Derrick Rose says he wants to remain with Bulls for entire career

The loss dropped the Bulls to 22–15. They remain in firm playoff position. But there’s a certain vibe about this team and its inconsistencies that continues to leave a strange taste. Jimmy Butler calling out coach Fred Hoiberg nearly a month ago beget an eventual six-game win streak and their best ball of the season, which beget a brand-new skid. And from Saturday’s 15-point dud in Atlanta, to the loss Monday in Washington that had players bemoaning their own effort to Tuesday’s 17 turnovers against the middling Bucks, it’s been difficult to peg just what ails them. The Bulls went the final three minutes and 58 seconds without a made field goal in this one, until Pau Gasol’s meaningless three went in at the buzzer.

Chicago hits the midpoint of its season next week, and will likely hit that 41-game mark still without a firm sense of self. Their rotation remains crowded.
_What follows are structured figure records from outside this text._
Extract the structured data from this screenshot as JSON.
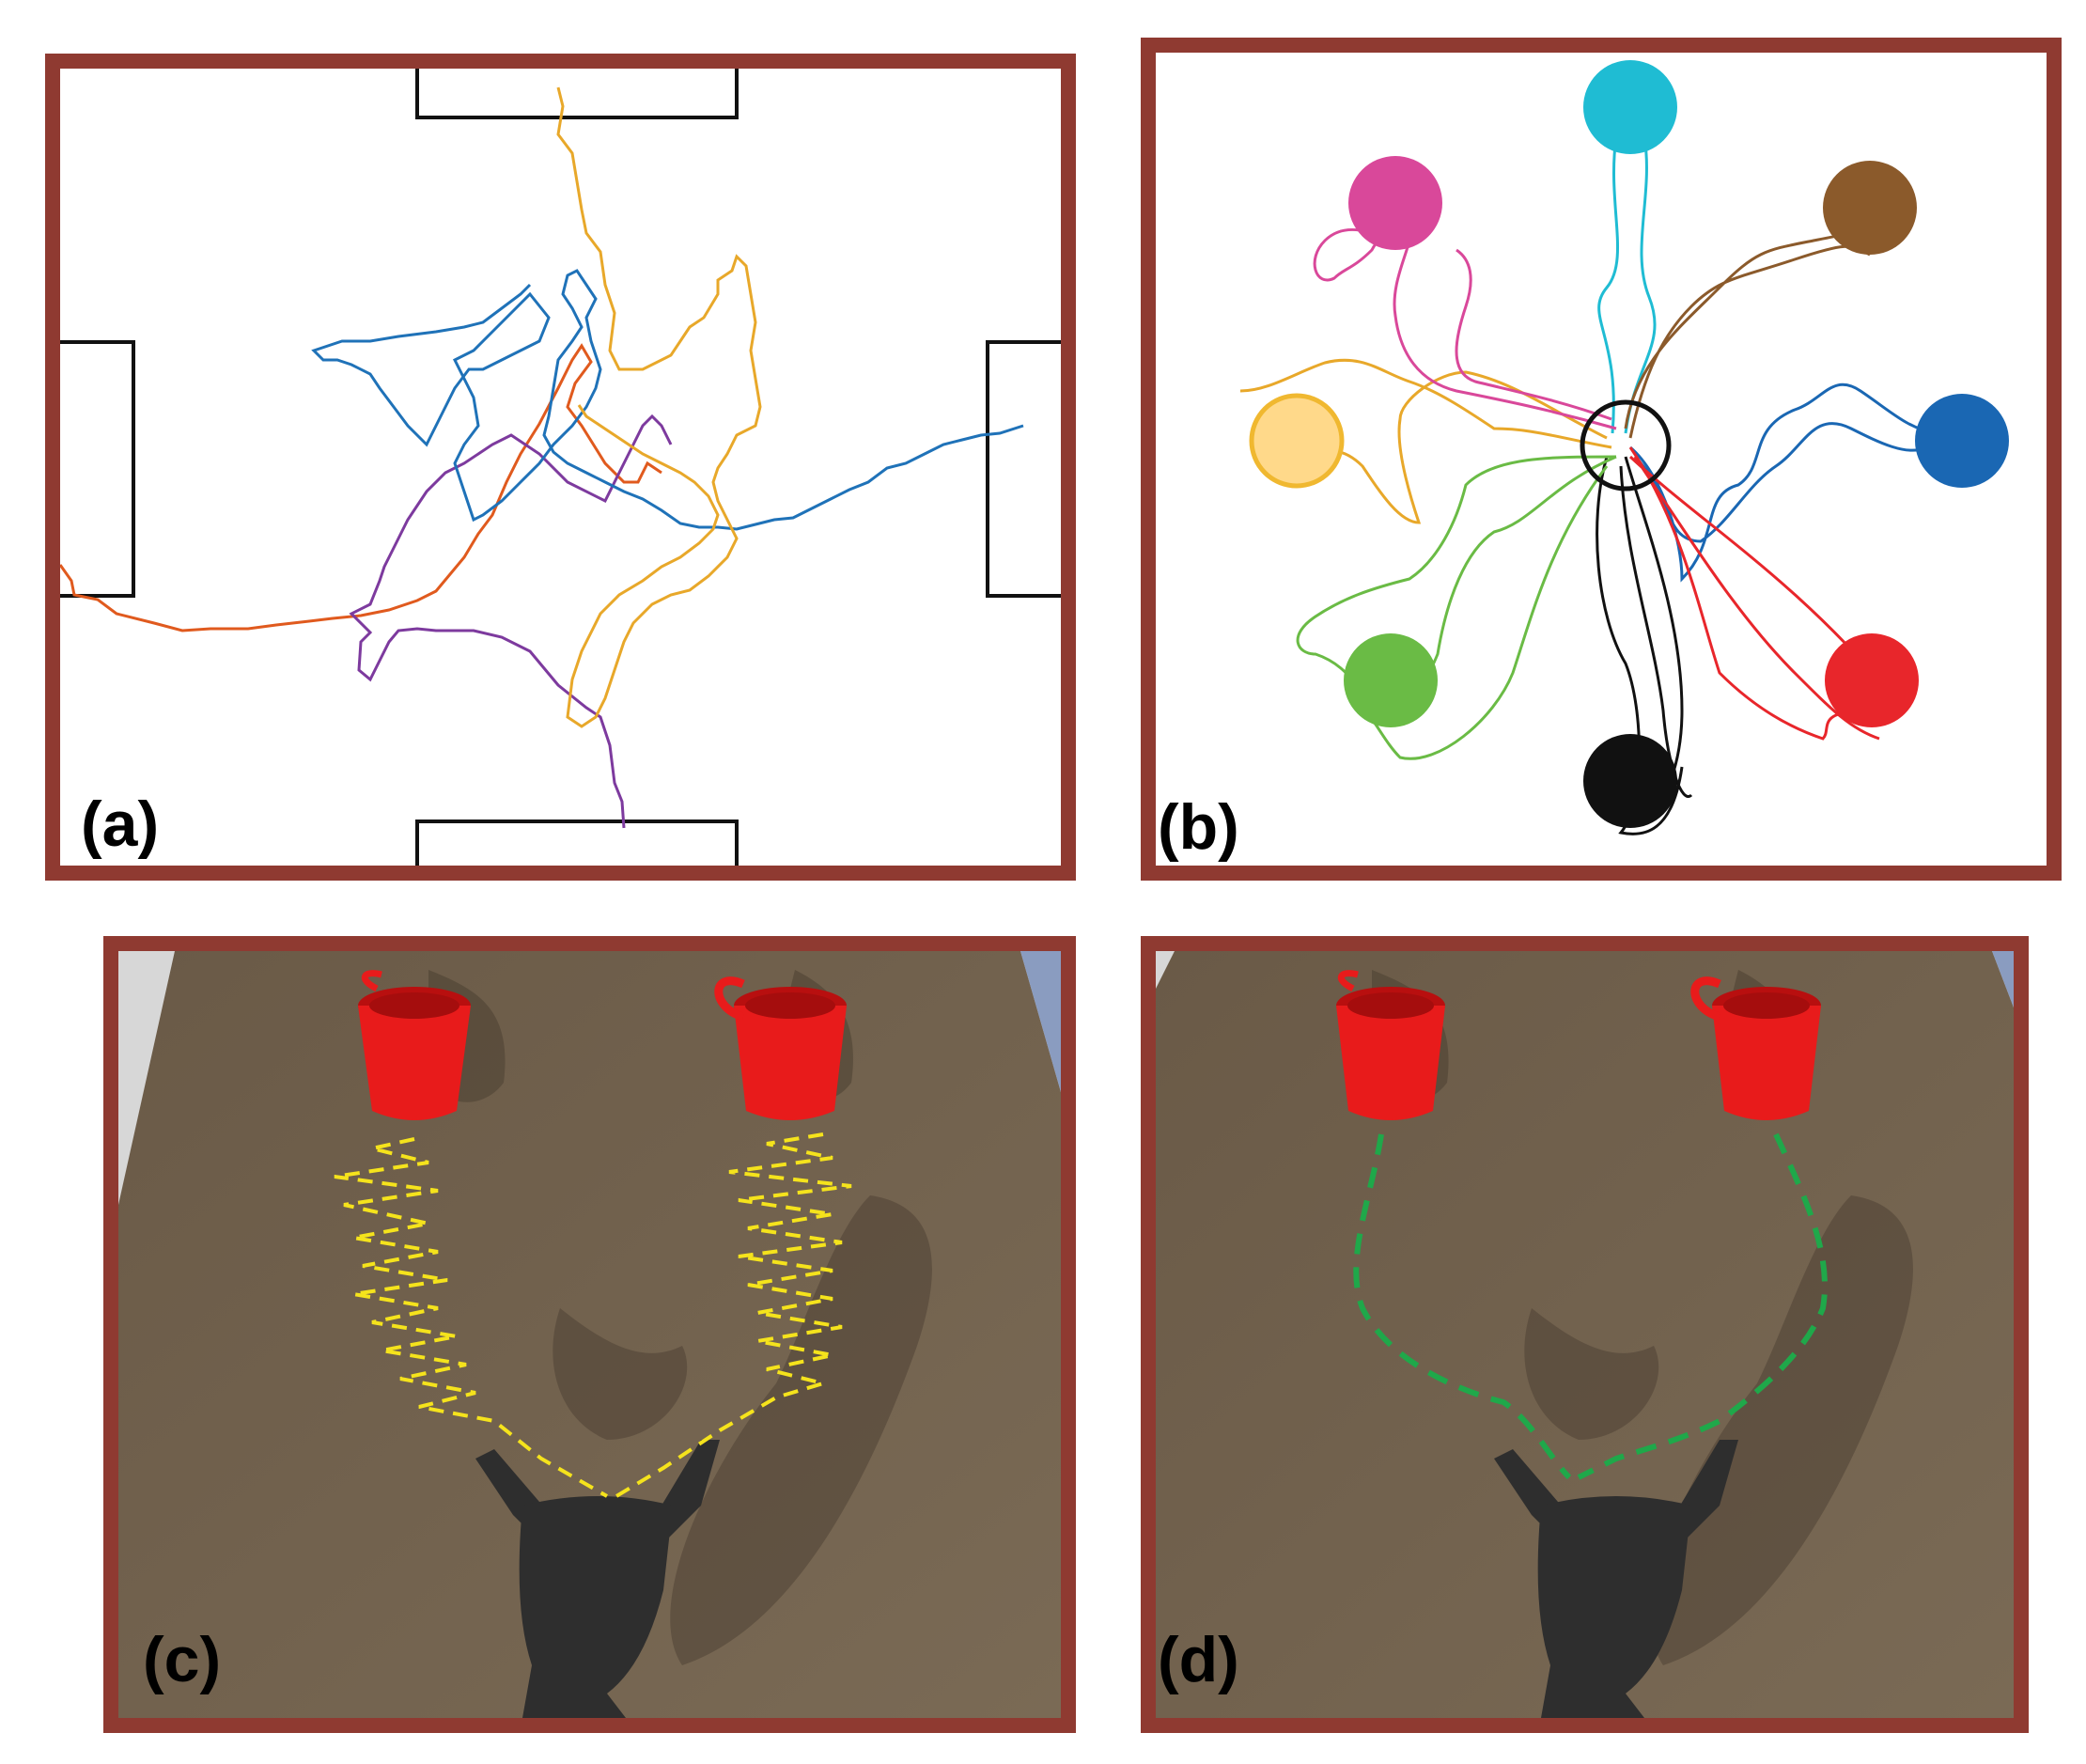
{
  "panels": {
    "a": {
      "label": "(a)"
    },
    "b": {
      "label": "(b)"
    },
    "c": {
      "label": "(c)"
    },
    "d": {
      "label": "(d)"
    }
  },
  "colors": {
    "frame": "#8f3a31",
    "traj_a": [
      "#e8a82a",
      "#1f72b8",
      "#e05a1e",
      "#7d3a9e"
    ],
    "targets_b": [
      "#1fbcd3",
      "#8b5a2b",
      "#1a67b3",
      "#e8262b",
      "#111111",
      "#6abb45",
      "#ffd98a",
      "#d9489a"
    ],
    "yellow_path": "#f5e31c",
    "green_path": "#1fa84a",
    "table": "#6b5a45",
    "mug": "#e81b1b"
  }
}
Rookie forward Bobby Portis, who galvanized the team throughout that win streak with high intensity off the bench has logged a total of 24 minutes in the three losses. Joakim Noah has played 34 minutes in two games since returning from a shoulder issue that caused him to miss nine games — and he’s shot just 1–10, scoring three points. The Bulls now feature Nikola Mirotic at small forward, a position that exposes him defensively, and Hoiberg continues to yo-yo still-promising Tony Snell and Doug McDermott in reserve wing minutes.

If the cup is half-full, Chicago is still a potent team with 45 games to figure it out, and can get out all its frustration against lowly Philadelphia on Thursday. If it’s half-empty, there’s a newly-banged up Rose, a defense that’s allowed 340 points in three games, and a schedule set to intensify beginning Monday in Detroit, which kicks off a stretch of 11 of 14 road games. But regardless, much like their star point guard’s health, each setback grows wholly less surprising.